Si la crisis está afectando de forma letal a la institución familiar, ¿qué decir del sector de los jóvenes, hoy especialmente vulnerable? No solo padecen la mayor tasa del desempleo – un 50% en áreas muy extendidas de nuestra geografía -: es que sufren unas dificultades poco menos que insalvables para acceder al mercado de trabajo y asegurarse un futuro. Esta dramática situación que padecen nuestros hijos y nuestros nietos no solo es debida a un sistema educativo que no los ha preparado adecuadamente para acceder a ese mercado, es que se ven abocados a trabajos muy distintos de aquellos para los que en un principio se habían preparado. Por otra parte, las condiciones actuales del trabajo – marcadas por una competitividad siempre excesiva y por un ambiente laboral difícil e individualista – hacen que la experiencia profesional sea compleja y produzca en muchos casos un desánimo y una pérdida de valores sociales relevantes, como son la solidaridad y el servicio a los demás.
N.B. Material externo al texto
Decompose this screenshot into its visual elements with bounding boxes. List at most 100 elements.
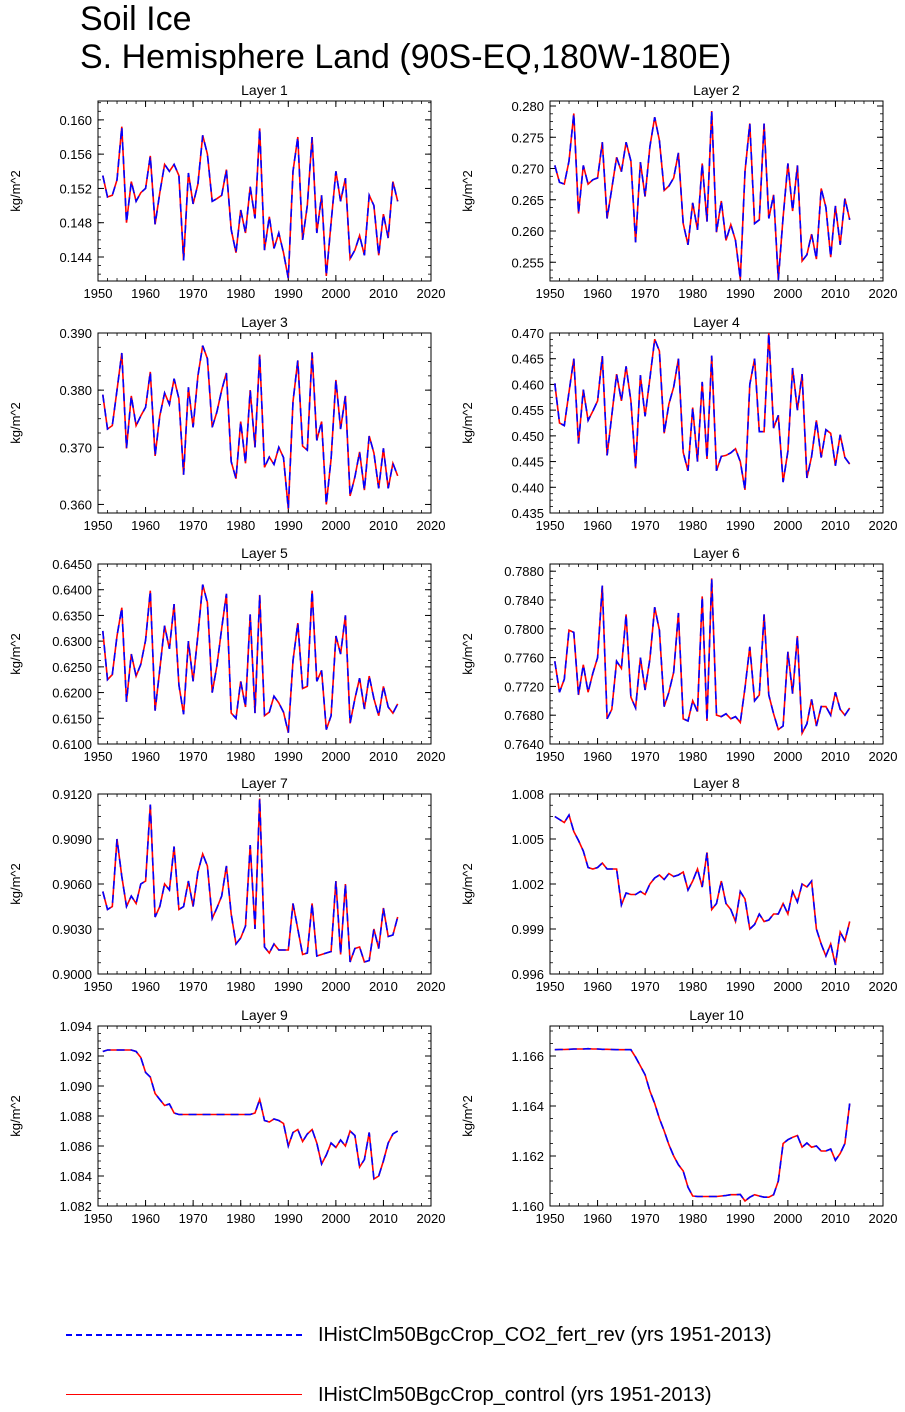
x-tick-label: 1980 xyxy=(226,286,255,301)
plot-frame xyxy=(97,1025,432,1207)
plot-frame xyxy=(97,563,432,745)
x-tick-label: 1990 xyxy=(274,518,303,533)
y-tick-label: 1.160 xyxy=(511,1199,544,1214)
legend-label-control: IHistClm50BgcCrop_control (yrs 1951-2013… xyxy=(318,1384,712,1406)
chart-panel-5: Layer 5 kg/m^2 1950 1960 1970 1980 1990 2000 201… xyxy=(8,545,445,764)
figure-subtitle: S. Hemisphere Land (90S-EQ,180W-180E) xyxy=(80,38,732,76)
series-line-co2-fert-rev xyxy=(102,1049,399,1181)
x-tick-label: 2010 xyxy=(369,1211,398,1226)
y-tick-label: 0.999 xyxy=(511,922,544,937)
y-axis-label: kg/m^2 xyxy=(8,1095,23,1137)
panel-title: Layer 3 xyxy=(241,314,288,330)
panel-title: Layer 7 xyxy=(241,775,288,791)
x-tick-label: 2010 xyxy=(369,518,398,533)
panel-title: Layer 5 xyxy=(241,545,288,561)
series-line-co2-fert-rev xyxy=(554,578,851,737)
y-tick-label: 0.7760 xyxy=(504,651,544,666)
x-tick-label: 1950 xyxy=(84,518,113,533)
x-tick-label: 1980 xyxy=(678,979,707,994)
x-tick-label: 1960 xyxy=(131,749,160,764)
series-line-co2-fert-rev xyxy=(554,1047,851,1203)
y-tick-label: 0.6300 xyxy=(52,634,92,649)
x-tick-label: 1960 xyxy=(131,979,160,994)
series-line-control xyxy=(554,813,851,966)
x-tick-label: 2000 xyxy=(773,979,802,994)
chart-panel-2: Layer 2 kg/m^2 1950 1960 1970 1980 1990 2000 201… xyxy=(460,82,897,301)
x-tick-label: 2000 xyxy=(773,749,802,764)
x-tick-label: 1990 xyxy=(726,749,755,764)
y-tick-label: 0.6100 xyxy=(52,737,92,752)
y-tick-label: 1.164 xyxy=(511,1099,544,1114)
y-tick-label: 0.270 xyxy=(511,162,544,177)
series-line-control xyxy=(102,798,399,964)
legend-label-co2-fert-rev: IHistClm50BgcCrop_CO2_fert_rev (yrs 1951… xyxy=(318,1324,772,1346)
panel-title: Layer 10 xyxy=(689,1007,744,1023)
x-tick-label: 1960 xyxy=(131,286,160,301)
x-tick-label: 1970 xyxy=(179,286,208,301)
y-tick-label: 0.360 xyxy=(59,497,92,512)
x-tick-label: 1950 xyxy=(536,749,565,764)
y-tick-label: 0.6400 xyxy=(52,583,92,598)
chart-panel-9: Layer 9 kg/m^2 1950 1960 1970 1980 1990 2000 201… xyxy=(8,1007,445,1226)
figure-header: Soil Ice S. Hemisphere Land (90S-EQ,180W… xyxy=(80,0,731,76)
y-axis-label: kg/m^2 xyxy=(8,633,23,675)
y-tick-label: 0.7840 xyxy=(504,593,544,608)
y-tick-label: 1.090 xyxy=(59,1079,92,1094)
panel-title: Layer 2 xyxy=(693,82,740,98)
chart-panel-10: Layer 10 kg/m^2 1950 1960 1970 1980 1990 2000 20… xyxy=(460,1007,897,1226)
x-tick-label: 1960 xyxy=(583,286,612,301)
y-tick-label: 0.7800 xyxy=(504,622,544,637)
x-tick-label: 2010 xyxy=(821,749,850,764)
x-tick-label: 1990 xyxy=(274,979,303,994)
panel-title: Layer 6 xyxy=(693,545,740,561)
x-tick-label: 1970 xyxy=(179,749,208,764)
x-tick-label: 1970 xyxy=(631,749,660,764)
legend-line-solid-red xyxy=(66,1394,302,1395)
plot-frame xyxy=(549,563,884,745)
y-tick-label: 0.160 xyxy=(59,113,92,128)
y-tick-label: 0.280 xyxy=(511,99,544,114)
y-tick-label: 0.6250 xyxy=(52,660,92,675)
y-tick-label: 1.092 xyxy=(59,1049,92,1064)
x-tick-label: 2000 xyxy=(773,1211,802,1226)
x-tick-label: 2020 xyxy=(417,518,446,533)
plot-frame xyxy=(549,1025,884,1207)
y-tick-label: 0.156 xyxy=(59,147,92,162)
y-tick-label: 1.094 xyxy=(59,1019,92,1034)
series-line-control xyxy=(554,110,851,280)
x-tick-label: 1950 xyxy=(536,286,565,301)
x-tick-label: 1970 xyxy=(631,286,660,301)
x-tick-label: 2010 xyxy=(369,979,398,994)
x-tick-label: 1950 xyxy=(536,1211,565,1226)
chart-panel-6: Layer 6 kg/m^2 1950 1960 1970 1980 1990 2000 201… xyxy=(460,545,897,764)
y-tick-label: 0.255 xyxy=(511,255,544,270)
y-tick-label: 1.086 xyxy=(59,1139,92,1154)
y-tick-label: 0.380 xyxy=(59,383,92,398)
x-tick-label: 1990 xyxy=(726,518,755,533)
x-tick-label: 2010 xyxy=(821,1211,850,1226)
x-tick-label: 1980 xyxy=(678,749,707,764)
plot-frame xyxy=(549,332,884,514)
series-line-control xyxy=(554,1047,851,1203)
x-tick-label: 1980 xyxy=(678,286,707,301)
x-tick-label: 1960 xyxy=(583,1211,612,1226)
y-tick-label: 1.088 xyxy=(59,1109,92,1124)
x-tick-label: 1970 xyxy=(179,518,208,533)
y-tick-label: 0.6450 xyxy=(52,557,92,572)
y-tick-label: 0.435 xyxy=(511,506,544,521)
x-tick-label: 2000 xyxy=(321,518,350,533)
y-tick-label: 0.390 xyxy=(59,326,92,341)
y-tick-label: 0.7880 xyxy=(504,564,544,579)
x-tick-label: 2020 xyxy=(417,749,446,764)
x-tick-label: 1950 xyxy=(536,979,565,994)
y-tick-label: 0.9120 xyxy=(52,787,92,802)
series-line-control xyxy=(554,332,851,491)
series-line-control xyxy=(102,584,399,733)
x-tick-label: 1970 xyxy=(631,1211,660,1226)
series-line-co2-fert-rev xyxy=(554,332,851,491)
x-tick-label: 2020 xyxy=(869,518,898,533)
chart-panel-1: Layer 1 kg/m^2 1950 1960 1970 1980 1990 2000 201… xyxy=(8,82,445,301)
series-line-co2-fert-rev xyxy=(102,126,399,279)
y-axis-label: kg/m^2 xyxy=(460,863,475,905)
x-tick-label: 1960 xyxy=(131,1211,160,1226)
Todo lo apuntado genera en los jóvenes una dificultad añadida para poder llegar a valerse por sí mismos y, lo que es más grave y preocupante, para poder fundar su propia familia. Hoy resuenan con particular vehemencia las palabras del Beato Juan Pablo II, referidas al problema que estamos apuntando: “El trabajo es, en un cierto sentido, una condición para hacer posible la fundación de una familia, ya que esta exige medios de subsistencia, que el hombre adquiere normalmente mediante el trabajo” .
No quiero terminar esta reflexión referida a la familia sin hacer mención expresa de otra situación preocupante y que afecta también a personas y a familias: los emigrantes. Es, sin duda alguna, el sector más afectado por la crisis y por la falta de cohesión social. Si nos fijamos en nuestro país, el cambio ha sido muy llamativo. Hemos pasado en muy pocos años de ser un punto de partida – los españoles emigrábamos al centro de Europa y a América – a ser receptores privilegiados de la emigración. Basta apuntar que en el año 2008 nuestro país tenía una población total de 46.060.000 personas, de las que 5.220.000 eran extranjeros.
La crisis actual ha afectado de manera más intensa a los sectores donde se concentraban los trabajadores emigrantes, como son la construcción, los servicios (hoteles, restaurantes), lo que ha motivado que el desempleo se haya ensañado especialmente con ellos. La precariedad de estas gentes se hace más acuciante debido a que a muchos de ellos la crisis les ha sorprendido realizando grandes esfuerzos por asentarse aquí, estabilizar su situación, razón por la cual estaban empeñados económicamente sobre todo con préstamos e hipotecas.
La familia, los jóvenes y los emigrantes son las víctimas en las que se ha cebado la crisis con una mayor vehemencia. Concluyo hoy afirmando que la pobreza, en sus distintas formas, se ha hecho más extensa, más intensa y más crónica, con lo que la cohesión social se ha visto singularmente dañada.